UPDATE 10/28/16  Inky was too much for him.  Last Saturday he was canted right and circling again.  He'll likely be in that pasture without her for the rest of the winter.  Will complicate hay some.  Having looked at everything again, I have so far decided against re-treatment.  We upped his tumeric and doubled his E.  He's improving.  Still canted but not circling, and cantered to his hay today.

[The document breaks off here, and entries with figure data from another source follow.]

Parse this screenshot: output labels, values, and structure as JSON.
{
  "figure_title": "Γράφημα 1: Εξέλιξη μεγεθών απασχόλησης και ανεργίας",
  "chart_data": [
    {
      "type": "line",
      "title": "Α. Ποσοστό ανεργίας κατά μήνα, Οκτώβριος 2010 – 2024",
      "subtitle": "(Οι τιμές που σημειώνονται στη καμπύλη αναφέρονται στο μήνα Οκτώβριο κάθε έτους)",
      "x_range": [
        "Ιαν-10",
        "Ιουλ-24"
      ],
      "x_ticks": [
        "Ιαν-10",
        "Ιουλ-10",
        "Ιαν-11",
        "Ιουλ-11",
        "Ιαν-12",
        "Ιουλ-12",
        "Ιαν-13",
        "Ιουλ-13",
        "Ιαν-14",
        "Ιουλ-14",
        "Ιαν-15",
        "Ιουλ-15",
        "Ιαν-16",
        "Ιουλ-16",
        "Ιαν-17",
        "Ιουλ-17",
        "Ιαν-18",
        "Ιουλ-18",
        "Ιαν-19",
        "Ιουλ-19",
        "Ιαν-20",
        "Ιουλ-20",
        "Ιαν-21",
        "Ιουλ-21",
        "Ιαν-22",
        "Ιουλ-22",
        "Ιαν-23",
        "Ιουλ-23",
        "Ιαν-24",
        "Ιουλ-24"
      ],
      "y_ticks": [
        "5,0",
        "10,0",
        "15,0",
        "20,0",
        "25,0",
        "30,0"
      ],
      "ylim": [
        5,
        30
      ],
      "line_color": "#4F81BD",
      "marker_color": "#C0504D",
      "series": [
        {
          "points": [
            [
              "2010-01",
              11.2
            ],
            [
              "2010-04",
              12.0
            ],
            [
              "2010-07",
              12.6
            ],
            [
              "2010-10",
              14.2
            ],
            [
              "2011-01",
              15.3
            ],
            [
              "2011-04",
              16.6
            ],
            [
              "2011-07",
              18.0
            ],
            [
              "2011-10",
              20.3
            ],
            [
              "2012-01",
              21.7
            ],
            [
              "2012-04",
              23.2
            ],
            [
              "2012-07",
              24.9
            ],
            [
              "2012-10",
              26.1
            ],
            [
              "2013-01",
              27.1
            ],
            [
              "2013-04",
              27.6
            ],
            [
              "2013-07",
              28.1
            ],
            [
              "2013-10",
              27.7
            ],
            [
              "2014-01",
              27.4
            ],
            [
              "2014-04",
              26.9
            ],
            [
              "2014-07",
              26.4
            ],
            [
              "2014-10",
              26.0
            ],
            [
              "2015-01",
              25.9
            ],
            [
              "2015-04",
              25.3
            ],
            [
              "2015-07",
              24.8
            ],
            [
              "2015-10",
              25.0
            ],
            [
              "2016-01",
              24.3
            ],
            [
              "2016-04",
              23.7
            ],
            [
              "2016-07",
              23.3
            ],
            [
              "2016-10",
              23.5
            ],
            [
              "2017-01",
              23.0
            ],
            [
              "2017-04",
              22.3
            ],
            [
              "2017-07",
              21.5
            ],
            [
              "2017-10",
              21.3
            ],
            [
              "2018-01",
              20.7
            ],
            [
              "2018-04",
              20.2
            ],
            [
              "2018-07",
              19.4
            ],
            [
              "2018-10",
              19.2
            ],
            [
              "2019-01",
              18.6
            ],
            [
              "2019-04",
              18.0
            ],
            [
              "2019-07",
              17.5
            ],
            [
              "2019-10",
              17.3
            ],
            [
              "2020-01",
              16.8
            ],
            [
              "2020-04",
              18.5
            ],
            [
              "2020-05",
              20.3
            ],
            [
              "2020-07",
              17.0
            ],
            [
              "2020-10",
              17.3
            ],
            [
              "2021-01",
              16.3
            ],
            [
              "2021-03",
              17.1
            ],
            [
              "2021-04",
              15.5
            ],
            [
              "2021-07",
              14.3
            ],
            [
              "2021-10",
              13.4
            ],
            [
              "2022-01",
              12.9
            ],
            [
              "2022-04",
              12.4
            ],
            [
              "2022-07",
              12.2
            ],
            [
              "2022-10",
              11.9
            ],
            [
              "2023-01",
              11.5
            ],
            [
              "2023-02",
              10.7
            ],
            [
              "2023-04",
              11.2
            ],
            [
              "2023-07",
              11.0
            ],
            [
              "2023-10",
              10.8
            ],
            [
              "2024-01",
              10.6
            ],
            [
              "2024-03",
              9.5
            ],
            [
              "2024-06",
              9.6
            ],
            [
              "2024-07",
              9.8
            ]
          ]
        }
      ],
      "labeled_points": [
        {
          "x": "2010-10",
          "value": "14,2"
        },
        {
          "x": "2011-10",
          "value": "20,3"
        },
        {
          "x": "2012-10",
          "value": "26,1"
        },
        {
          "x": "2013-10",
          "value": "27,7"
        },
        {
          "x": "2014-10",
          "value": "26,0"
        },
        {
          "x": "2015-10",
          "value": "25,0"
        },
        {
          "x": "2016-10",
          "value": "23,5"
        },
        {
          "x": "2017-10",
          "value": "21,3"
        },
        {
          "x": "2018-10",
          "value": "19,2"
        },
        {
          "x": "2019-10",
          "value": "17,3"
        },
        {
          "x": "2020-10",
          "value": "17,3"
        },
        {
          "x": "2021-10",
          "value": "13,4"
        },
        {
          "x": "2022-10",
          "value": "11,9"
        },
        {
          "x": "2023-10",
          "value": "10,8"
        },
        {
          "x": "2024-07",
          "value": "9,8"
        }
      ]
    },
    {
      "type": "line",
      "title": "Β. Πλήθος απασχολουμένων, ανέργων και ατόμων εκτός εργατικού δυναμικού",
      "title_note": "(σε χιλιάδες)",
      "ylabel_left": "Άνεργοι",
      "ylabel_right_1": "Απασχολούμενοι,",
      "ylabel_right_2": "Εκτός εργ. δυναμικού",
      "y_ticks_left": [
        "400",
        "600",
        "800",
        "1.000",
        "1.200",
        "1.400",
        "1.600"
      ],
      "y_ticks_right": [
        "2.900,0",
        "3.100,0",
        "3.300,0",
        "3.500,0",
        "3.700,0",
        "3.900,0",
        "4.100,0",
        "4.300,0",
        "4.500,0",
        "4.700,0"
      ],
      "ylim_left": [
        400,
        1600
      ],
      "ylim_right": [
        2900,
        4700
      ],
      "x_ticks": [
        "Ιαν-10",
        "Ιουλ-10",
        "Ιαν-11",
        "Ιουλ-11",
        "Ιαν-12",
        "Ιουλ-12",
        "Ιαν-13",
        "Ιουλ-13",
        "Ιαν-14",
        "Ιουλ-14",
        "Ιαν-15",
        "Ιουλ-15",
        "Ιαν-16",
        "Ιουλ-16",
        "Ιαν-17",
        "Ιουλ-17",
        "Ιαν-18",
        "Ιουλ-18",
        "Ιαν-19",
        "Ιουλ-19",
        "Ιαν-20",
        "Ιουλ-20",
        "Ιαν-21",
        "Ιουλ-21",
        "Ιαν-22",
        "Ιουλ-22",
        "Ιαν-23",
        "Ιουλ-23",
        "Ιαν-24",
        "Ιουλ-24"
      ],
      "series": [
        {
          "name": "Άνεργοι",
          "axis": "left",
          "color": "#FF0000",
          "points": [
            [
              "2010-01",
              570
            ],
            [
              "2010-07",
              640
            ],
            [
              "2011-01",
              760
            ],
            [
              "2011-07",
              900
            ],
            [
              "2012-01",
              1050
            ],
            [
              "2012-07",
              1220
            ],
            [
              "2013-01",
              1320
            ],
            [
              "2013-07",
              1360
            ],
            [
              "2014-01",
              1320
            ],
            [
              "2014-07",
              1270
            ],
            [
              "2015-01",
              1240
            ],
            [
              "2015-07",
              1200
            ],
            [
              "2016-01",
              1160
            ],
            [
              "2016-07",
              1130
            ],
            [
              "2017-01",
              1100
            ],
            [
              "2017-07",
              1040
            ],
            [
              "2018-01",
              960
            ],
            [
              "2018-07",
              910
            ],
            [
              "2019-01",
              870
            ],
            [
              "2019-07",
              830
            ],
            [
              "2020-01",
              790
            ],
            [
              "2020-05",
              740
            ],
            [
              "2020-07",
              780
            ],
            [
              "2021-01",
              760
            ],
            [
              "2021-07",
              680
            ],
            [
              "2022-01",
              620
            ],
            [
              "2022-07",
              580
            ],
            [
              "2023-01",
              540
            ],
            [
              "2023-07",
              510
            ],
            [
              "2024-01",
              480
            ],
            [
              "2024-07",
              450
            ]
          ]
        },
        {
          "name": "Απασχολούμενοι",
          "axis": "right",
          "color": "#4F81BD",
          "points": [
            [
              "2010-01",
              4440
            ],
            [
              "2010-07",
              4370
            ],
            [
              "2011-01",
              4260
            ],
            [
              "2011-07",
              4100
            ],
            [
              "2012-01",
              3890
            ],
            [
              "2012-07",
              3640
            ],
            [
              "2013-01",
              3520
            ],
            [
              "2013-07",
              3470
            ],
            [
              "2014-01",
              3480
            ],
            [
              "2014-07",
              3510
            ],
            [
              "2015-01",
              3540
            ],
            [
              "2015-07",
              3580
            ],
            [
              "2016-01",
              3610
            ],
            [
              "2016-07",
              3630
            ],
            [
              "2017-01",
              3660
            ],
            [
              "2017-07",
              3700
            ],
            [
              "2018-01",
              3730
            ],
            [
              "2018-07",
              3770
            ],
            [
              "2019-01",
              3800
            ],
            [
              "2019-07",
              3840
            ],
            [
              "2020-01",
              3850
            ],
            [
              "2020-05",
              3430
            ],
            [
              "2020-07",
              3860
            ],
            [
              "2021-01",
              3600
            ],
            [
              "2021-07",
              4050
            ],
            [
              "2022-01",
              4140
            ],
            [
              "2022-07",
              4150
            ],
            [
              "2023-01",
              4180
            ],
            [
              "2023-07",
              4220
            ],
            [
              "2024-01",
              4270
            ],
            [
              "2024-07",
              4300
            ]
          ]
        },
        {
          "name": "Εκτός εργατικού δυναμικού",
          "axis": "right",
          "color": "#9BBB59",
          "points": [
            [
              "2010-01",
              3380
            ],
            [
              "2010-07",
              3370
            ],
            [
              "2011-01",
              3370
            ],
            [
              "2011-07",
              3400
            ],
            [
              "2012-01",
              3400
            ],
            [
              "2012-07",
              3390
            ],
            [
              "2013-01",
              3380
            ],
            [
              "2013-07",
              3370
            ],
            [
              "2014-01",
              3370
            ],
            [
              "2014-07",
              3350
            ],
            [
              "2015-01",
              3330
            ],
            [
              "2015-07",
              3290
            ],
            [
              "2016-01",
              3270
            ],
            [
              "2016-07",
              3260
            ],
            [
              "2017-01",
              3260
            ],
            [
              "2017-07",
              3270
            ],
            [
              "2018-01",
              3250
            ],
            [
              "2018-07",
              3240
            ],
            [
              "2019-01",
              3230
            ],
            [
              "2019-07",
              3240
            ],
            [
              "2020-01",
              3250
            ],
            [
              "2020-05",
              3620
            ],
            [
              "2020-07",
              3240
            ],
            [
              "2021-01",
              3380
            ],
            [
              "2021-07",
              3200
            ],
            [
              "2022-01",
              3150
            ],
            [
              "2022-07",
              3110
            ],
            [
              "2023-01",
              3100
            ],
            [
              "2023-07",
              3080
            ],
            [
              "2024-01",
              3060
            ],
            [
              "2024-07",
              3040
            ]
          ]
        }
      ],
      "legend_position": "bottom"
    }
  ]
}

UPDATE 11/22/16  Straight and has been most of the month.  Also, lively in demeanor.  He is still on 10,000 IU Vit E/day, and 4 TBS turmeric/day.  Will likely begin reducing Vit E in December.  Now adding beet pulp to rations to increase caloric content again as body condition isn't bad but I'd like it better.  Tomorrow plan to start hand walking hills for additional exercise.  Why did I decide against additional treatment?  There are FDA approved treatments that are all expensive and long but no double blind studies.  There seems to be about an 80% response rate to treatment, and about a 60% relapse rate.  Theories include that this is something that the immune system takes care of . . . or doesn't, and that "treatments" just hold it in check until that happens, or doesn't.  So turmeric to control/reduce inflammation (which is what seems to cause symptoms), and Vit. E to support the CNS, reduce stress (flat field, no pushy mare to deal with, water not in rocky creek), and time to heal.  Hopeful but also resigned.  My usual life stance I think.